A 12 month HEA Change Academy programme exploring the adoption of open educational resources showed me how the most resistant of colleagues found new ways to engage with digital tools and platforms. Approaching digital development from a contextual position, and directly working alongside students, rather than an isolated technology-first training approach which focused on the how rather than the why, proved to be transformative. TELEDA emerged from seeing first-hand the power of experiential learning to support change.
In these days of review and restructure, it seems investment in the digital practice of staff teaching and supporting learing is first to go. There appears to be a growing assumption that digital literacy is a given. After all, we live in an increasingly digital society, where public services are digital-by-default and everyone is going online to manage all the aspects of their lives. The need to address digital skill sets seems to be less of a requirement.
I get this.
My research suggested participants were in possession of digital capital. The later adopters could communicate and collaborate in online environments and were aware of the advantages for students of any-time, any-place access through devices of choice. But specific application of this digital capital to pedagogic development was not seamless. My recent experiences with NVivo and formatting a large and complex document appeared to reinforce the situational nature of digital practice.

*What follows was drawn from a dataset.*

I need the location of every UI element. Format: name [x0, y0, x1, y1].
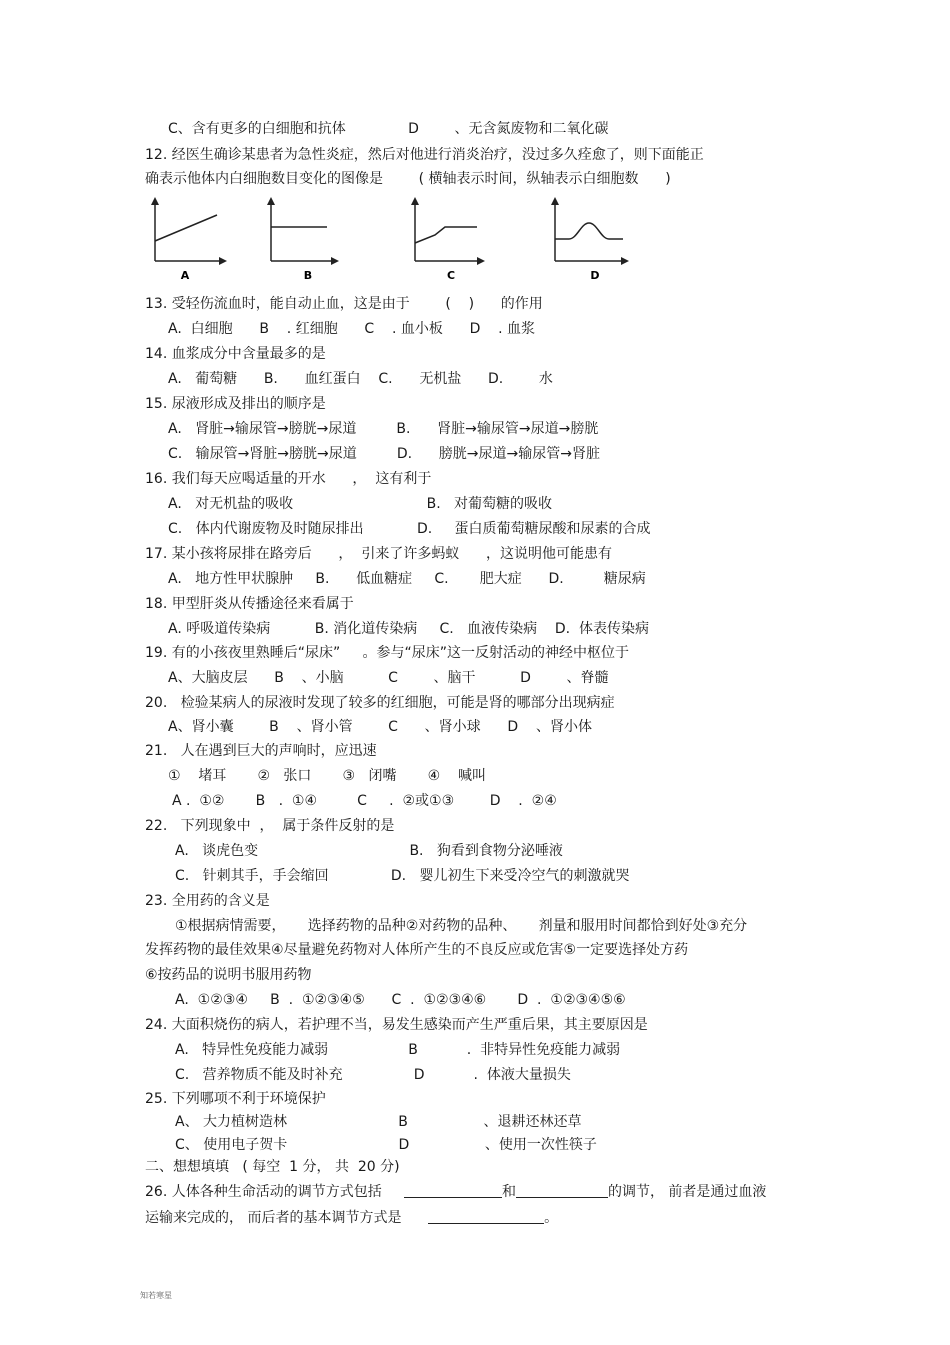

If, with all my digital experience, I was struggling with section breaks and cross referencing because they represented areas I was unfamiliar with, then how can institutions expect their staff to make use of virtual environments for anything other than what they already know.
The literature of digital education speaks of independent student-centred learning through the construction of activities which support the co-production and co-construction of knowledge, but the scholarship of teaching and learning appears to be lacking a digital domain.
It seems there’s a gap between what could be done and the reality of day-to-day practice, while investment in the development of digitally confident practitioners appears to be returning to technology-first approaches.
There’s an increasing focus on measurement of engagement through counting logins and downloads of recorded lectures rather than creating time and opportunities to explore questions such as what do you want your students to do and which pedagogic approaches are best suited to achieving this – with or without technology but it’s 2019, the tech is going to be in there somewhere. It just needs a more situated view of developing digital practice, one which is embedded within individual context.
Experiential learning works but it takes time and resources. It needs a sociological imagination, one which makes the familiar strange through critical, reflexive questioning. We’re all digital citizens but with citizenship comes a responsibility for to ensure equality.
I think the principles of inclusion can be usefully applied to digital development within higher education. Access appears to be a given but what’s too often missing is relevant and meaningful opportunities to critically examine the ways in which access is used.